Friday, February 15, 2019
Basket Weaving in the Tohono Oodham Tribe :: Essays Papers
Basket Weaving in the Tohono Oodham Tribe The Tohono Oodham tribe has been twine hoops for at least 2000 years. Although the reason for weaving has changed through and through the years the Tohono Oodham are still using the same weaving styles as their ancestors. Basket weaving for the Tohono Oodham has gone from an e in truthday substantial to a prestigious art form. Basket weaving for the Tohono Oodham represents an spry way of preserving their culture, valuing traditions, and creating bonding ties within the tribe consequently weaving has transcended into an stinting resource. Basket weaving has played a large part in the culture of the Tohono Oodham tribe. Baskets were used mainly for practical purposes in the past. They were very important in the every day life of the tribe. It was the womens job in the tribe to weave the baskets. The baskets were used to haul grain and food.
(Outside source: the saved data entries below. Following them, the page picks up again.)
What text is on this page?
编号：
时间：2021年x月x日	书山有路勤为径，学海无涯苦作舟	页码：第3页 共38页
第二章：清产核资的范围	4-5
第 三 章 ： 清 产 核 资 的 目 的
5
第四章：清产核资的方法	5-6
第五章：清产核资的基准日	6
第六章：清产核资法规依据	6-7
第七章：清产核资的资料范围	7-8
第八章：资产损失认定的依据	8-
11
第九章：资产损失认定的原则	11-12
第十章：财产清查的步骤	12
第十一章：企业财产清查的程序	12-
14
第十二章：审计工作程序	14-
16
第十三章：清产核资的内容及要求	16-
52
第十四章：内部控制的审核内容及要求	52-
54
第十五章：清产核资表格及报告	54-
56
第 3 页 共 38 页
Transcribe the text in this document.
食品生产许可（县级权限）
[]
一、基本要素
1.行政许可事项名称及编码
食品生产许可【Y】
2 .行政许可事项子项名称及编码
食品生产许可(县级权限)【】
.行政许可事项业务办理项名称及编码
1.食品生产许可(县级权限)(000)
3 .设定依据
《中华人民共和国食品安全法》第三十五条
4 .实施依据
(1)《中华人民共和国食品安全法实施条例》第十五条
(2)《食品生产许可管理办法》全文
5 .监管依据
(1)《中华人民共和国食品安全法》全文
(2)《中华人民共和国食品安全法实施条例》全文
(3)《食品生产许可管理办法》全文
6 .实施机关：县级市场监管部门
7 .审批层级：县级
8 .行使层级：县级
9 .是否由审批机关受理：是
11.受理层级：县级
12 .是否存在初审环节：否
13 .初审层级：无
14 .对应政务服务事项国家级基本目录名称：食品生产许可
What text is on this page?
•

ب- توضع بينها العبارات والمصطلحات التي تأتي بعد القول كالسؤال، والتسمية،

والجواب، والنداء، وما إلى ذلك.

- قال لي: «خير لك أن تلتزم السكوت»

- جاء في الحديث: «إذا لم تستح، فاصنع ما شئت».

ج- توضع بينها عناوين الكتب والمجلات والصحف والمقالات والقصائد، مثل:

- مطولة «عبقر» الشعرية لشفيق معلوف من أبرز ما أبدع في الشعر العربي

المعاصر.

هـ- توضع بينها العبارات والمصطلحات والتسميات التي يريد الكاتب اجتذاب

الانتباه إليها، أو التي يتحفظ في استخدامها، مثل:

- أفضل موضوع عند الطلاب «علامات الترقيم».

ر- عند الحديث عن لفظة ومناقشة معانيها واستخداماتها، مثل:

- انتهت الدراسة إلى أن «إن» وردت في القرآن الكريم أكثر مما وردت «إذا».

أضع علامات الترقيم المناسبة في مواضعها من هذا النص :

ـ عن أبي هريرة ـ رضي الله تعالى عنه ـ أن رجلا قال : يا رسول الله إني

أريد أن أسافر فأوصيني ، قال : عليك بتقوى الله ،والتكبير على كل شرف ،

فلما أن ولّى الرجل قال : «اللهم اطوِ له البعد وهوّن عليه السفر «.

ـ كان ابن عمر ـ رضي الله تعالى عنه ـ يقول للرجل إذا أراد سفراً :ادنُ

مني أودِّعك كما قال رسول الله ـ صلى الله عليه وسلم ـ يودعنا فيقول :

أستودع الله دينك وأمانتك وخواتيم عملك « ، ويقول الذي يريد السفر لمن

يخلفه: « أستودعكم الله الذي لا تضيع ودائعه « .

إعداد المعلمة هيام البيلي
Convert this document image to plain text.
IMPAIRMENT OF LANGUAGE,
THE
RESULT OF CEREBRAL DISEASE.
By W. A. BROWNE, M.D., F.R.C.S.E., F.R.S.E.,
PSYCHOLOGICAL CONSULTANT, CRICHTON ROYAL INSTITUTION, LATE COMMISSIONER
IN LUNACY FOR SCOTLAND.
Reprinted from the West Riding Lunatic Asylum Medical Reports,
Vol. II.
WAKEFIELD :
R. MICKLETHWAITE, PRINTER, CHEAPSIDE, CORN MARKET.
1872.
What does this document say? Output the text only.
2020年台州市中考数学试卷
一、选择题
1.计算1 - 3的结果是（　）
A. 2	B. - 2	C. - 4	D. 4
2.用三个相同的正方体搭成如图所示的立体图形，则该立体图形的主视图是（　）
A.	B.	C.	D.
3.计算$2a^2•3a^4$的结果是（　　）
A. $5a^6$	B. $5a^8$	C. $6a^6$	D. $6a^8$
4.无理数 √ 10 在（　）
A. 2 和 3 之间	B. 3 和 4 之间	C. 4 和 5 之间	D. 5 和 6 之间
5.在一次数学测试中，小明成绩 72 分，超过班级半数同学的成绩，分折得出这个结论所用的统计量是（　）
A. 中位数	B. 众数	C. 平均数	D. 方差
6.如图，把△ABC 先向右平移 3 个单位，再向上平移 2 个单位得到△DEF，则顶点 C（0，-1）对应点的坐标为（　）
Many baskets were interweave so tight that they were used to hold water and liquo r. Baskets were also very important in ceremonies, such as the Rainmaking Ceremony. In nonice practices, scared objects were often placed into baskets. The ceremonial baskets were made especially for different ceremonies and were never used for every day purposes. Sacred objects were sometimes single fetishes and sometimes collections of objects brought together though the years and kept in a ceremonial basket (Underhill 24). The proper way to keep fetishes was in an oblong basket of twilled yucca (Underhill 24). This oblong basket was called a waca, not to be unkept with the ordinary coiled basket, which was called a hoa. It was very important to the tribe not to keep scared objects in regular baskets. People who owned a fetish kept their basket packed with eagle down, deertails and periodically ply the scared object with cane cigarettes and even food (Underhill 24-25). They could not collide with the baskets with out a ritual, which was part of the ceremony for food or purification. If anyone who was not authorized to move the basket touched it, the tribe believed a outpouring would come. The ceremonial baskets are very important to the Tohono Oodham tribe for a lot of their religious ceremonies.